Could Placebo Diet Pills Help You Lose Weight?
This article from the New York Times got me thinking. A mother in search of a placebo to give to her child instead of medicine was stymied by the fact that you can’t actually buy a placebo pill. She has created a company called Efficacy Brands and released a “drug” called Obecalp, which is placebo spelled backward. It’s the drug you give your kids when you know they’re not really sick and just need to feel comforted.
Sometimes, the placebo effect has been shown to minimize symptoms better than drugs. Could diet pills help you lose weight, even if they are just sugar pills? What if you KNOW they’re just sugar pills? There is some thought that maybe they could:
At least one study has shown that placebos can be effective even when the patients know that they are inert. In a study in 2007, 70 children with attention deficit hyperactivity disorder were asked to reduce their medications gradually by replacing some of their drugs with placebo pills. The children and their parents were explicitly told that these “dose extender†pills contained no drug.
This article from Mind Hacks, delves further:
Placebos are not ‘ineffective’. In fact, when three condition trials are run (no treatment vs placebo vs medical treatment), placebo consistently out performs ‘no treatment’ and of course, not uncommonly, the medical treatment condition as well.

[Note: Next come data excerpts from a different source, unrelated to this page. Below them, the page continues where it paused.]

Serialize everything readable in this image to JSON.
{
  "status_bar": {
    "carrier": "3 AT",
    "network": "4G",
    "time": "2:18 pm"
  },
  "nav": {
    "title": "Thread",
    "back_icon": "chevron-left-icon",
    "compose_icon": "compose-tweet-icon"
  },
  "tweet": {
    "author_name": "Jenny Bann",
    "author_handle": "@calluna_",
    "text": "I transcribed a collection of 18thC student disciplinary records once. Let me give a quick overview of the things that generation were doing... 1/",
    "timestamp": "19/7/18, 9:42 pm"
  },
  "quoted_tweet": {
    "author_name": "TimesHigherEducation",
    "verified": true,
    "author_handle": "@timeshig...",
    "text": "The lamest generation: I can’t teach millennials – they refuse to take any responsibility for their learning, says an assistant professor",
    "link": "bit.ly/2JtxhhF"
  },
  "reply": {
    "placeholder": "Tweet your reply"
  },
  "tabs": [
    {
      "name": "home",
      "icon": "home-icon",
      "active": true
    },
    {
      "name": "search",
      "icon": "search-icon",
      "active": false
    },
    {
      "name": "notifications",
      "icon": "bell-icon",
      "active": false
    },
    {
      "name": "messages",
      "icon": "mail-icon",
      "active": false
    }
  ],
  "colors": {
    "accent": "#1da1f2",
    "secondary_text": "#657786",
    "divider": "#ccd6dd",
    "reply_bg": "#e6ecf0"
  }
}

Furthermore, studies done in the 1970s showed that when heroin users inject water (sometimes done deliberately to alleviate cravings when drugs are in short supply), they can experience drug-like euphoria and have been observed to show opiate-like physiological signs such as pupil constriction.
I have long said that spending money on diet pills is just wasting your money, but I never took into account the placebo effect. What if I put some Skittles into a bottle and tried to convince myself that they were diet pills that would help me lose weight? Would that work, even if I knew that they were just candy in a bottle?
All of this just makes me think that losing weight is voodoo. Is it really all belief? If I believe I will lose weight, I will lose weight. What if I believe I will lose weight and still eat pizza every day? Do we really know so little about the human mind and body?